Perhaps, although most Londoners and tourists would likely cast their vote for Jones’s charming fairy-tale spires.

In an essay on the Guggenheim Museum in Bilbao, Petroski describes the complicated steel structure that supports Frank Gehry’s swirling shapes. A photograph of the building under construction makes it clear that the finished product bears little resemblance to the structure beneath; like the Gothic skin of Tower Bridge, the titanium and limestone are a wrapping. The chief difference between Bilbao and Tower Bridge is that at Bilbao, the wrapping came first. Petroski likens the Spanish museum to the Statue of Liberty. When Frédéric-Auguste Bartholdi conceived the giant statue, he had no idea of exactly how it would stand up, and it took Gustave Eiffel to design the complicated wrought iron structural frame that supports the copper shell.

Even in the work of an architect-engineer such as Santiago Calatrava, who is currently designing the transportation terminal at the World Trade Center site, and whose designs seem to be a demonstration of structural forces, the relationship between aesthetics and engineering is far from straightforward. Petroski writes that the architect-engineer’s “striking works of art” are rarely the simplest or the most efficient engineering solutions. “Another criticism of Calatrava’s designs is their constructability—or, rather, their lack of constructability,” he adds. One of Calatrava’s most famous works is the Alamillo Bridge, built for the 1992 Seville world’s fair. The structure is held by cables hung from a single, angled, 142-meter mast. “Most cable-stayed bridges are designed to be self-supporting even when only partially completed, but the unusual design of the Alamillo Bridge did not allow that,” writes Petroski. Gehry’s and Calatrava’s best-known buildings and bridges come very close to “designer architecture,” although Petroski does not use that term.

Beautiful forms don’t necessarily follow good engineering. Nor is good engineering automatically beautiful, as a comparison of two Chicago skyscrapers, the John Hancock Center and the Sears Tower, shows.
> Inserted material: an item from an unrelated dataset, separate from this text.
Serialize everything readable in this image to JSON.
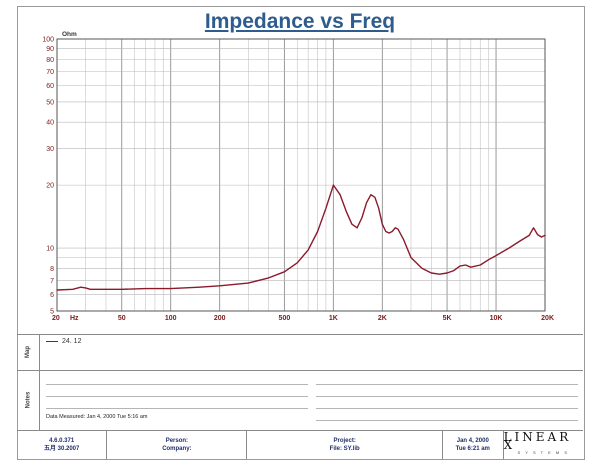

Both were designed by the same architect, Bruce Graham of SOM, and the same engineer, Fazlur Khan. The structure of both buildings follows the principle, pioneered by Khan, of having a central tube. Petroski makes it clear that the 1,454-foot Sears Tower is a feat of structural engineering, yet the Hancock Center, with its exposed criss-crossed bracing and its distinctive tapered shape, is a much more striking design than the rather banal Sears Tower. Both buildings solve the complex problem of building an extremely tall building in an effective manner, but the Hancock Center—known locally as Big John—does so with more style.
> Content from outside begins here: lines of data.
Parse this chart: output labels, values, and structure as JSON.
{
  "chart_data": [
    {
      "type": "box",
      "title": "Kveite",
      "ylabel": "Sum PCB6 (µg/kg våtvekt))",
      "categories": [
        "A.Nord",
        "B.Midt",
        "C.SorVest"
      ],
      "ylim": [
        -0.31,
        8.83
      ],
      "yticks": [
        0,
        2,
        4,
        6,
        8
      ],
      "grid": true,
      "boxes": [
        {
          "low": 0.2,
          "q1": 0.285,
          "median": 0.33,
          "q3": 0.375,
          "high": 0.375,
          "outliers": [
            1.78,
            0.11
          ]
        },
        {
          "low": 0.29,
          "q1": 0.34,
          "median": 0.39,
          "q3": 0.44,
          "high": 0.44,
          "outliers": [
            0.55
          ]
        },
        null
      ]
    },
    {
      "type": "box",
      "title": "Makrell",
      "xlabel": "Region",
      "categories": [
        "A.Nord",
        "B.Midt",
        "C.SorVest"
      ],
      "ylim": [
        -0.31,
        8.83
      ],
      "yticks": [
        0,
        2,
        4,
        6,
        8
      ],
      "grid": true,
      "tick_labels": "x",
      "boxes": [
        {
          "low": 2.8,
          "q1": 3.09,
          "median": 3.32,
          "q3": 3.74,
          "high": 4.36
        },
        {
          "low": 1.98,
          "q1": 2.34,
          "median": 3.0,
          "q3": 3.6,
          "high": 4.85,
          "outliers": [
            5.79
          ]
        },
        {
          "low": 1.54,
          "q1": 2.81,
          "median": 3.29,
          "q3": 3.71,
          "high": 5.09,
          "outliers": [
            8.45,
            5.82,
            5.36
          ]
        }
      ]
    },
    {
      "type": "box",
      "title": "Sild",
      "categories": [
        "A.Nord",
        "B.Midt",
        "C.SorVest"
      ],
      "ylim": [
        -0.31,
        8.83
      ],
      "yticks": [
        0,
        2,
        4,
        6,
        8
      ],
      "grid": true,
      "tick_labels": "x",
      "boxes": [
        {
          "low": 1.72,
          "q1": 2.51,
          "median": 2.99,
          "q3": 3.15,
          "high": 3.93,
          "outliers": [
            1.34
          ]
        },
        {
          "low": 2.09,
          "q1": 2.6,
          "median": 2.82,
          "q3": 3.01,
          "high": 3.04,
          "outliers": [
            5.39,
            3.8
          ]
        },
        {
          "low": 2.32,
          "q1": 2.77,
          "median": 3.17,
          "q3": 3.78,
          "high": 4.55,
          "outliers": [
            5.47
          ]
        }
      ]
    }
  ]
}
Petroski and Dyson are right that styling and design are not the same thing, but of course it is impossible to keep style out of design. The design of some products, like duct tape and brown paper bags, is almost pure problem-solving, while the design of others, like Movado watches and Umbra wastepaper baskets, is largely styling. However, on the whole, in most designed objects, whether they are chairs, or automobiles, or skyscrapers, styling and problem-solving are messily but inextricably intertwined. The best-designed objects manage to solve problems with a sense of style, often the work of a designer whose name is hardly known.